The history of the Norwegian term ‘jøssing’ is as curious and complicated as the political situation that birthed it. First used in 1941 as a snide characterisation of Norwegians sympathising with the British war effort, the word took on a different meaning as the Second World War progressed.
Norway was invaded by German forces on 9 April 1940, at a time when Britain stood alone in the war against Germany. When King Haakon of Norway fled to London together with the prime minister and his Labour government, the English capital became the focal point of Norwegian resistance. It was clear that despite being under German rule, Norway had joined the war on the British side. This made it essential for the German occupiers and their Norwegian collaborators to discredit the British by any means possible.
After the occupation, Vidkun Quisling, founder and leader of the Norwegian national socialist party Nasjonal Samling (NS), had formed a new government in support of the Nazi invaders. As a result, Quisling’s surname became synonymous with the word ‘traitor’ all across occupied Norway. Although the NS argued that they did not view the term ‘quisling’ as an insult, by 1941 they felt it was time to deliver a similar slight to the Norwegian men and women supporting the British. The result was the word ‘jøssing’.
The origin of the term was well known. In February 1940 there had been two consecutive breaches of Norwegian neutrality – one by the Germans, and one by the British. The Royal Navy had been pursuing the German military tanker Altmark for several months, but only detected it once it entered Norwegian waters. Altmark carried almost 300 British prisoners, and on 14 February had to be escorted by Norwegian military vessels as it journeyed south along the coast. This constituted the first breach of neutrality. The second happened the next day, when the Royal Navy attacked the German tanker. Six British fighter planes forced the ship into the narrow, ice clad Jøssingfjord, where the large vessel ran aground before the British opened fire. Seven German sailors lost their lives, and the British ambush in the Jøssingfjord constituted the most serious breach of Norwegian neutrality before the German invasion two months later.
The attacks on Altmark made Hitler more determined to gain control of the Norwegian shoreline. Encouraged by Quisling, plans were made for Operation Weserübung – the invasion of Norway and Denmark. However, Hitler wished to remain on good terms with the Norwegian people, whom he viewed as part of the Germanic race, and hoped at length that they would cooperate with the German forces.

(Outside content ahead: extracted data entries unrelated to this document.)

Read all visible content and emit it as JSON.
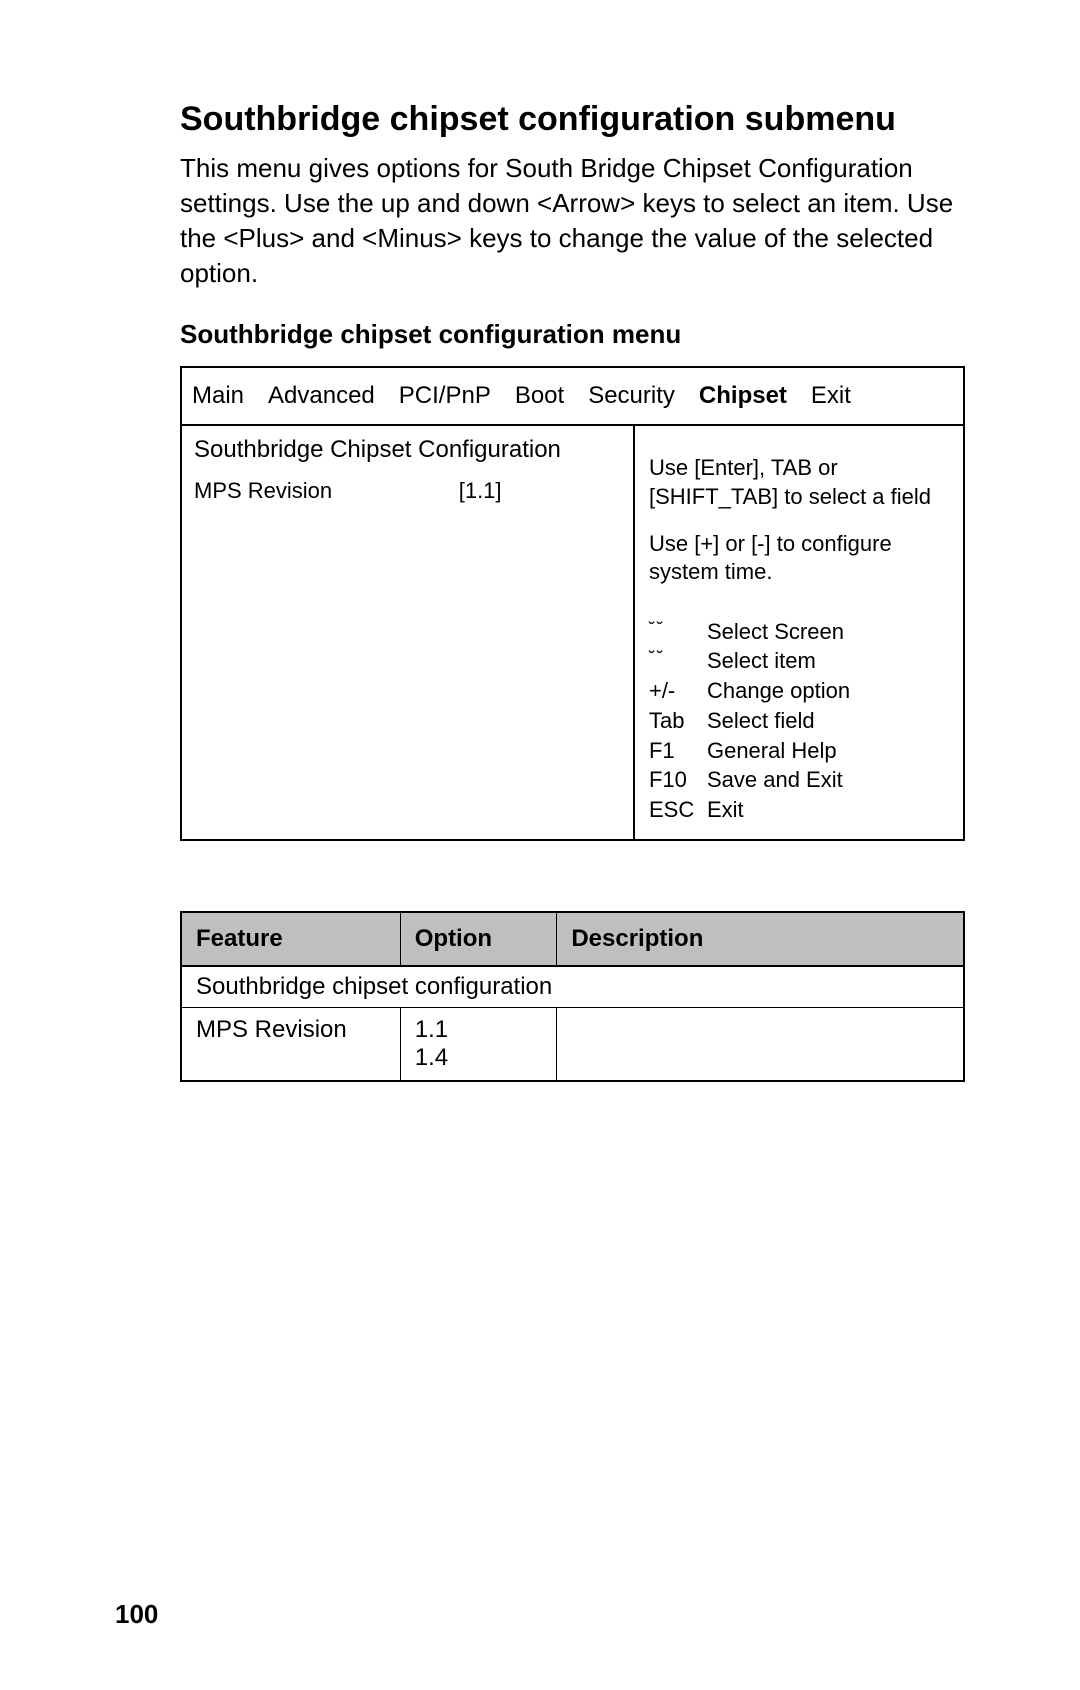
{
  "heading": "Southbridge chipset configuration submenu",
  "intro": "This menu gives options for South Bridge Chipset Configuration settings. Use the up and down <Arrow> keys to select an item. Use the <Plus> and <Minus> keys to change the value of the selected option.",
  "subheading": "Southbridge chipset configuration menu",
  "bios": {
    "tabs": [
      "Main",
      "Advanced",
      "PCI/PnP",
      "Boot",
      "Security",
      "Chipset",
      "Exit"
    ],
    "active_tab": "Chipset",
    "panel_title": "Southbridge Chipset Configuration",
    "setting_label": "MPS Revision",
    "setting_value": "[1.1]",
    "help1": "Use [Enter], TAB or [SHIFT_TAB] to select a field",
    "help2": "Use [+] or [-] to configure system time.",
    "keys": [
      {
        "k": "˘˘",
        "d": "Select Screen"
      },
      {
        "k": "˘˘",
        "d": "Select item"
      },
      {
        "k": "+/-",
        "d": "Change option"
      },
      {
        "k": "Tab",
        "d": "Select field"
      },
      {
        "k": "F1",
        "d": "General Help"
      },
      {
        "k": "F10",
        "d": "Save and Exit"
      },
      {
        "k": "ESC",
        "d": "Exit"
      }
    ]
  },
  "table": {
    "headers": [
      "Feature",
      "Option",
      "Description"
    ],
    "group_row": "Southbridge chipset configuration",
    "rows": [
      {
        "feature": "MPS Revision",
        "option": "1.1\n1.4",
        "description": ""
      }
    ]
  },
  "page_number": "100"
}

These hopes were shattered within a few hours of the occupation. In the early morning of 9 April, the German heavy cruiser Blücher made its way up the Oslofjord. Quiet and ghostly, the warship sailed through the fog without lanterns. This was viewed as a direct threat by the Norwegian coastal defense battery at Oscarsborg Fortress, and the order was given to open fire. Within hours, Blücher sank nose first into the deep fjord. This defiant act gave the king and government time to escape, and could hardly be interpreted as an outstretched hand from Norway to the Wehrmacht.
Afterthe breach of neutrality in the Jøssingfjord, Nasjonal Samling saw it as a betrayal when the exiled Norwegian government later joined forces with Britain. In February 1941, the NS’s official news organ Fritt Folk stated: ‘It was in the Jøssingfjord…that Norway lost its national honour’. The paper therefore argued that ‘jøssing’was a ‘new, apt description of the Norwegian Englishmen’ and that the name used to describe those who ‘without protest dragged their people’s honour through the mud…is so fitting that it should be used for all future.’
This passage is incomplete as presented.